なお、コントローラ40は、梯子50が張出位置や格納位置に到達したか否かを、センサによって確認してもよい。例えば、張出位置や格納位置に到達した梯子50によって押し操作されるスイッチが、第2支持装置72に設けられる。コントローラ40は、梯子50が張出位置や格納位置に到達していないと判断すると、スピーカ46に音声信号を出力し、スピーカ46に警告音を報知させる。
[変形例2の作用効果]
本変形例では、モータ101は、梯子50が格納位置から張出位置に到達するまで、或いは張出位置から格納位置に到達するまで駆動される。したがって、梯子50が格納位置と張出位置との間にあって梯子50がピン111に固定されていない状態となることが防止される。すなわち、梯子50が固定されていない状態でクレーン車10が走行したり、梯子50が固定されていない状態でオペレータが梯子50を上り下りしたりすることが防止される。
[その他の変形例]
上述の実施形態では、梯子50が直流のモータ101によって移動される例が説明された。しかしながら、梯子50は、モータ101以外の駆動源によってスライドされてもよい。例えば、梯子50は、交流モータや、油圧モータや、油圧シリンダや、エアシリンダや、電動シリンダなど、他の駆動源によって移動されてもよい。
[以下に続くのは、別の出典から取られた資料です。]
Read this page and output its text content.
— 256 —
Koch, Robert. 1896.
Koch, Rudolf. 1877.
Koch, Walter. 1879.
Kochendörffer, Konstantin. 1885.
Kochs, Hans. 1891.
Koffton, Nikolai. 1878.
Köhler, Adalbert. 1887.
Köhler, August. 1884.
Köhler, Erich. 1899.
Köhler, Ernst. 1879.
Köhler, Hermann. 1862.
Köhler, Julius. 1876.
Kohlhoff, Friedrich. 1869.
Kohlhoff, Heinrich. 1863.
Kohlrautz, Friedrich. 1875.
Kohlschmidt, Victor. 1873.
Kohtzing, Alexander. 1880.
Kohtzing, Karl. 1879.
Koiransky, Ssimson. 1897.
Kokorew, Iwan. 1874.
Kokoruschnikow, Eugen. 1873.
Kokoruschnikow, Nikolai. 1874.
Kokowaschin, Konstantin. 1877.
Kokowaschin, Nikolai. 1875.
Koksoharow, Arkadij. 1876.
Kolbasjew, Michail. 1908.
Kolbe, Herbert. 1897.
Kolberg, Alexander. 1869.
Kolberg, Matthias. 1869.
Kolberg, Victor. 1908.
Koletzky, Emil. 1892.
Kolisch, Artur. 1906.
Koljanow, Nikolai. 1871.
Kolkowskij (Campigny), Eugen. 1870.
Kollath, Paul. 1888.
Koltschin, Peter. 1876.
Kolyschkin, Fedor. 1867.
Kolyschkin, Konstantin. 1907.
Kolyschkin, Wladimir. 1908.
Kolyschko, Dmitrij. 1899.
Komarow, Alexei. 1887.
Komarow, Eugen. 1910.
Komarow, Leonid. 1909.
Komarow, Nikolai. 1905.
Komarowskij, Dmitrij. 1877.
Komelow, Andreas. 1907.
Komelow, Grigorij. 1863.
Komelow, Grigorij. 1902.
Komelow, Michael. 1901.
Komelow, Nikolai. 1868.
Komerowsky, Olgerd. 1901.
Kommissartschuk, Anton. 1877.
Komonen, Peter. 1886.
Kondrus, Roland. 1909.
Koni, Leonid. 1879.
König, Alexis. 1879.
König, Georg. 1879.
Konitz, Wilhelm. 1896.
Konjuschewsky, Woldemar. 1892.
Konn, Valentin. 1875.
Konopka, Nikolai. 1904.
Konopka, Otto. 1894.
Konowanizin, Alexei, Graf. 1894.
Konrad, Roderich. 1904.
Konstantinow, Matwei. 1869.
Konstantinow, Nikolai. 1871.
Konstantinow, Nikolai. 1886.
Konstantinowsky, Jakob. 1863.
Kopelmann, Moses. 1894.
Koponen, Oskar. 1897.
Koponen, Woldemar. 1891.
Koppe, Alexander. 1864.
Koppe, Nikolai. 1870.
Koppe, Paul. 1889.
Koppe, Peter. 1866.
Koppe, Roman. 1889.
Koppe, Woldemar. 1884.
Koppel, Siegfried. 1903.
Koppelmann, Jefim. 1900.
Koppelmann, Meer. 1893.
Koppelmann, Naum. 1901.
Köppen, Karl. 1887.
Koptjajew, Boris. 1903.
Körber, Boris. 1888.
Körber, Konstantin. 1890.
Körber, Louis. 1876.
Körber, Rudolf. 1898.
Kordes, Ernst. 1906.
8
また、上述の実施形態では、エアシリンダ132によってピン111がロック位置と非ロック位置との間で移動される例が説明された。しかしながら、ピン111は、直流モータや交流モータや油圧モータや油圧シリンダや電動シリンダなど、他の駆動源によって移動されてもよい。
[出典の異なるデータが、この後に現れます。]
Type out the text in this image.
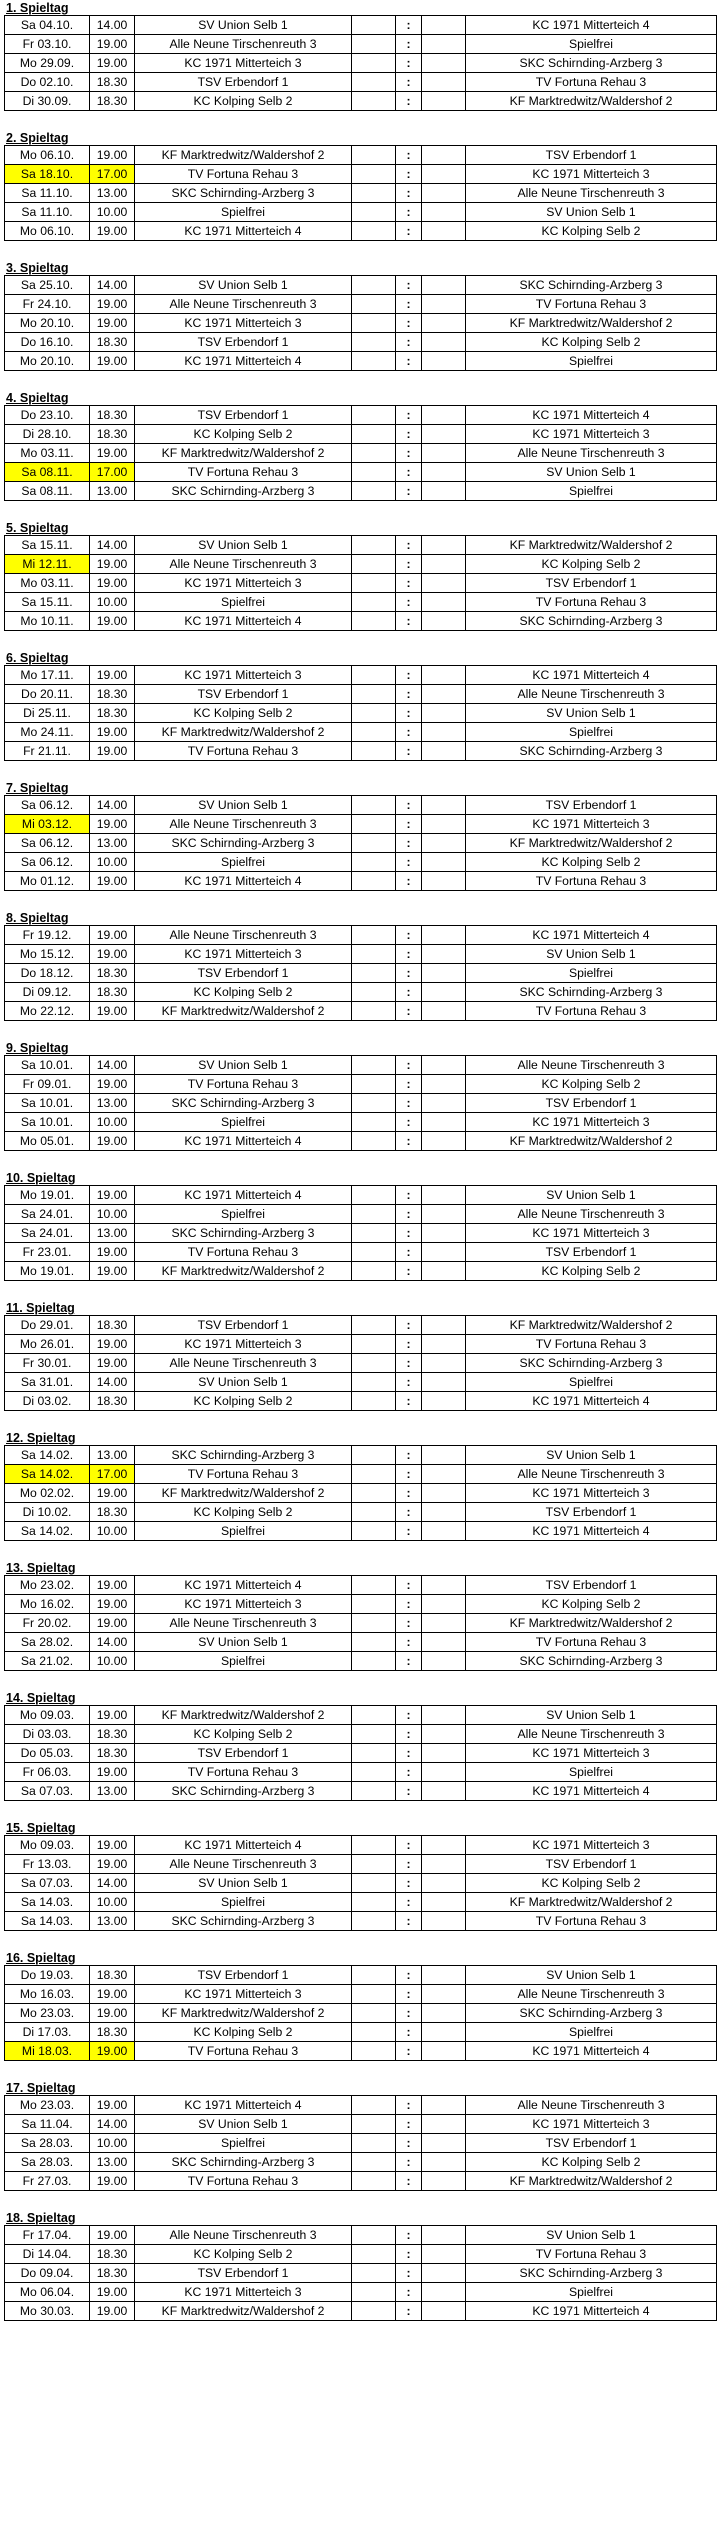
1. Spieltag
Sa 04.10.	14.00	SV Union Selb 1		:		KC 1971 Mitterteich 4
Fr 03.10.	19.00	Alle Neune Tirschenreuth 3		:		Spielfrei
Mo 29.09.	19.00	KC 1971 Mitterteich 3		:		SKC Schirnding-Arzberg 3
Do 02.10.	18.30	TSV Erbendorf 1		:		TV Fortuna Rehau 3
Di 30.09.	18.30	KC Kolping Selb 2		:		KF Marktredwitz/Waldershof 2
2. Spieltag
Mo 06.10.	19.00	KF Marktredwitz/Waldershof 2		:		TSV Erbendorf 1
Sa 18.10.	17.00	TV Fortuna Rehau 3		:		KC 1971 Mitterteich 3
Sa 11.10.	13.00	SKC Schirnding-Arzberg 3		:		Alle Neune Tirschenreuth 3
Sa 11.10.	10.00	Spielfrei		:		SV Union Selb 1
Mo 06.10.	19.00	KC 1971 Mitterteich 4		:		KC Kolping Selb 2
3. Spieltag
Sa 25.10.	14.00	SV Union Selb 1		:		SKC Schirnding-Arzberg 3
Fr 24.10.	19.00	Alle Neune Tirschenreuth 3		:		TV Fortuna Rehau 3
Mo 20.10.	19.00	KC 1971 Mitterteich 3		:		KF Marktredwitz/Waldershof 2
Do 16.10.	18.30	TSV Erbendorf 1		:		KC Kolping Selb 2
Mo 20.10.	19.00	KC 1971 Mitterteich 4		:		Spielfrei
4. Spieltag
Do 23.10.	18.30	TSV Erbendorf 1		:		KC 1971 Mitterteich 4
Di 28.10.	18.30	KC Kolping Selb 2		:		KC 1971 Mitterteich 3
Mo 03.11.	19.00	KF Marktredwitz/Waldershof 2		:		Alle Neune Tirschenreuth 3
Sa 08.11.	17.00	TV Fortuna Rehau 3		:		SV Union Selb 1
Sa 08.11.	13.00	SKC Schirnding-Arzberg 3		:		Spielfrei
5. Spieltag
Sa 15.11.	14.00	SV Union Selb 1		:		KF Marktredwitz/Waldershof 2
Mi 12.11.	19.00	Alle Neune Tirschenreuth 3		:		KC Kolping Selb 2
Mo 03.11.	19.00	KC 1971 Mitterteich 3		:		TSV Erbendorf 1
Sa 15.11.	10.00	Spielfrei		:		TV Fortuna Rehau 3
Mo 10.11.	19.00	KC 1971 Mitterteich 4		:		SKC Schirnding-Arzberg 3
6. Spieltag
Mo 17.11.	19.00	KC 1971 Mitterteich 3		:		KC 1971 Mitterteich 4
Do 20.11.	18.30	TSV Erbendorf 1		:		Alle Neune Tirschenreuth 3
Di 25.11.	18.30	KC Kolping Selb 2		:		SV Union Selb 1
Mo 24.11.	19.00	KF Marktredwitz/Waldershof 2		:		Spielfrei
Fr 21.11.	19.00	TV Fortuna Rehau 3		:		SKC Schirnding-Arzberg 3
7. Spieltag
Sa 06.12.	14.00	SV Union Selb 1		:		TSV Erbendorf 1
Mi 03.12.	19.00	Alle Neune Tirschenreuth 3		:		KC 1971 Mitterteich 3
Sa 06.12.	13.00	SKC Schirnding-Arzberg 3		:		KF Marktredwitz/Waldershof 2
Sa 06.12.	10.00	Spielfrei		:		KC Kolping Selb 2
Mo 01.12.	19.00	KC 1971 Mitterteich 4		:		TV Fortuna Rehau 3
8. Spieltag
Fr 19.12.	19.00	Alle Neune Tirschenreuth 3		:		KC 1971 Mitterteich 4
Mo 15.12.	19.00	KC 1971 Mitterteich 3		:		SV Union Selb 1
Do 18.12.	18.30	TSV Erbendorf 1		:		Spielfrei
Di 09.12.	18.30	KC Kolping Selb 2		:		SKC Schirnding-Arzberg 3
Mo 22.12.	19.00	KF Marktredwitz/Waldershof 2		:		TV Fortuna Rehau 3
9. Spieltag
Sa 10.01.	14.00	SV Union Selb 1		:		Alle Neune Tirschenreuth 3
Fr 09.01.	19.00	TV Fortuna Rehau 3		:		KC Kolping Selb 2
Sa 10.01.	13.00	SKC Schirnding-Arzberg 3		:		TSV Erbendorf 1
Sa 10.01.	10.00	Spielfrei		:		KC 1971 Mitterteich 3
Mo 05.01.	19.00	KC 1971 Mitterteich 4		:		KF Marktredwitz/Waldershof 2
10. Spieltag
Mo 19.01.	19.00	KC 1971 Mitterteich 4		:		SV Union Selb 1
Sa 24.01.	10.00	Spielfrei		:		Alle Neune Tirschenreuth 3
Sa 24.01.	13.00	SKC Schirnding-Arzberg 3		:		KC 1971 Mitterteich 3
Fr 23.01.	19.00	TV Fortuna Rehau 3		:		TSV Erbendorf 1
Mo 19.01.	19.00	KF Marktredwitz/Waldershof 2		:		KC Kolping Selb 2
11. Spieltag
Do 29.01.	18.30	TSV Erbendorf 1		:		KF Marktredwitz/Waldershof 2
Mo 26.01.	19.00	KC 1971 Mitterteich 3		:		TV Fortuna Rehau 3
Fr 30.01.	19.00	Alle Neune Tirschenreuth 3		:		SKC Schirnding-Arzberg 3
Sa 31.01.	14.00	SV Union Selb 1		:		Spielfrei
Di 03.02.	18.30	KC Kolping Selb 2		:		KC 1971 Mitterteich 4
12. Spieltag
Sa 14.02.	13.00	SKC Schirnding-Arzberg 3		:		SV Union Selb 1
Sa 14.02.	17.00	TV Fortuna Rehau 3		:		Alle Neune Tirschenreuth 3
Mo 02.02.	19.00	KF Marktredwitz/Waldershof 2		:		KC 1971 Mitterteich 3
Di 10.02.	18.30	KC Kolping Selb 2		:		TSV Erbendorf 1
Sa 14.02.	10.00	Spielfrei		:		KC 1971 Mitterteich 4
13. Spieltag
Mo 23.02.	19.00	KC 1971 Mitterteich 4		:		TSV Erbendorf 1
Mo 16.02.	19.00	KC 1971 Mitterteich 3		:		KC Kolping Selb 2
Fr 20.02.	19.00	Alle Neune Tirschenreuth 3		:		KF Marktredwitz/Waldershof 2
Sa 28.02.	14.00	SV Union Selb 1		:		TV Fortuna Rehau 3
Sa 21.02.	10.00	Spielfrei		:		SKC Schirnding-Arzberg 3
14. Spieltag
Mo 09.03.	19.00	KF Marktredwitz/Waldershof 2		:		SV Union Selb 1
Di 03.03.	18.30	KC Kolping Selb 2		:		Alle Neune Tirschenreuth 3
Do 05.03.	18.30	TSV Erbendorf 1		:		KC 1971 Mitterteich 3
Fr 06.03.	19.00	TV Fortuna Rehau 3		:		Spielfrei
Sa 07.03.	13.00	SKC Schirnding-Arzberg 3		:		KC 1971 Mitterteich 4
15. Spieltag
Mo 09.03.	19.00	KC 1971 Mitterteich 4		:		KC 1971 Mitterteich 3
Fr 13.03.	19.00	Alle Neune Tirschenreuth 3		:		TSV Erbendorf 1
Sa 07.03.	14.00	SV Union Selb 1		:		KC Kolping Selb 2
Sa 14.03.	10.00	Spielfrei		:		KF Marktredwitz/Waldershof 2
Sa 14.03.	13.00	SKC Schirnding-Arzberg 3		:		TV Fortuna Rehau 3
16. Spieltag
Do 19.03.	18.30	TSV Erbendorf 1		:		SV Union Selb 1
Mo 16.03.	19.00	KC 1971 Mitterteich 3		:		Alle Neune Tirschenreuth 3
Mo 23.03.	19.00	KF Marktredwitz/Waldershof 2		:		SKC Schirnding-Arzberg 3
Di 17.03.	18.30	KC Kolping Selb 2		:		Spielfrei
Mi 18.03.	19.00	TV Fortuna Rehau 3		:		KC 1971 Mitterteich 4
17. Spieltag
Mo 23.03.	19.00	KC 1971 Mitterteich 4		:		Alle Neune Tirschenreuth 3
Sa 11.04.	14.00	SV Union Selb 1		:		KC 1971 Mitterteich 3
Sa 28.03.	10.00	Spielfrei		:		TSV Erbendorf 1
Sa 28.03.	13.00	SKC Schirnding-Arzberg 3		:		KC Kolping Selb 2
Fr 27.03.	19.00	TV Fortuna Rehau 3		:		KF Marktredwitz/Waldershof 2
18. Spieltag
Fr 17.04.	19.00	Alle Neune Tirschenreuth 3		:		SV Union Selb 1
Di 14.04.	18.30	KC Kolping Selb 2		:		TV Fortuna Rehau 3
Do 09.04.	18.30	TSV Erbendorf 1		:		SKC Schirnding-Arzberg 3
Mo 06.04.	19.00	KC 1971 Mitterteich 3		:		Spielfrei
Mo 30.03.	19.00	KF Marktredwitz/Waldershof 2		:		KC 1971 Mitterteich 4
また、上述の実施形態では、1つの駆動源(モータ101)によって梯子50が移動される例が説明された。しかしながら、第1の駆動源によって第1ステップ板51が移動され、第2の駆動源によって梯子50の下部が移動されてもよい。すなわち、第1ステップ板51である梯子50の上部と、梯子50の下部とが、各々独立して移動されてもよい。なお、その場合、第1ステップ板51と、ステップ板52、53、54、55とは、連結されなくてもよい。
また、上述の実施形態では、レバー部材121とピン111とが鎖143によって連結された例が説明された。しかしながら、レバー部材121とピン111とは、鎖143に代えて、紐によって連結されていてもよい。また、ピン111の移動に連動してレバー部材121が移動することを許容すれば、鎖143に代えて、金属プレートや金属棒などが用いられてもよい。
また、上述の実施形態では、操作スイッチ14及び選択スイッチ15がキャビン13に設けられた例が説明された。しかしながら、操作スイッチ14及び選択スイッチ15は、リモートコントロール装置に設けられていてもよい。オペレータは、リモートコントロール装置に設けられた操作スイッチ14及び選択スイッチ15を押し操作することにより、キャビン13以外の場所において、梯子50を張り出し、或いは格納することができる。
また、上述の実施形態では、操作スイッチ14の操作に連動してエアシリンダ132が駆動されてピン111がスライドされる例が説明された。しかしながら、エアシリンダ132を駆動させる操作スイッチが操縦装置18に設けられていてもよい。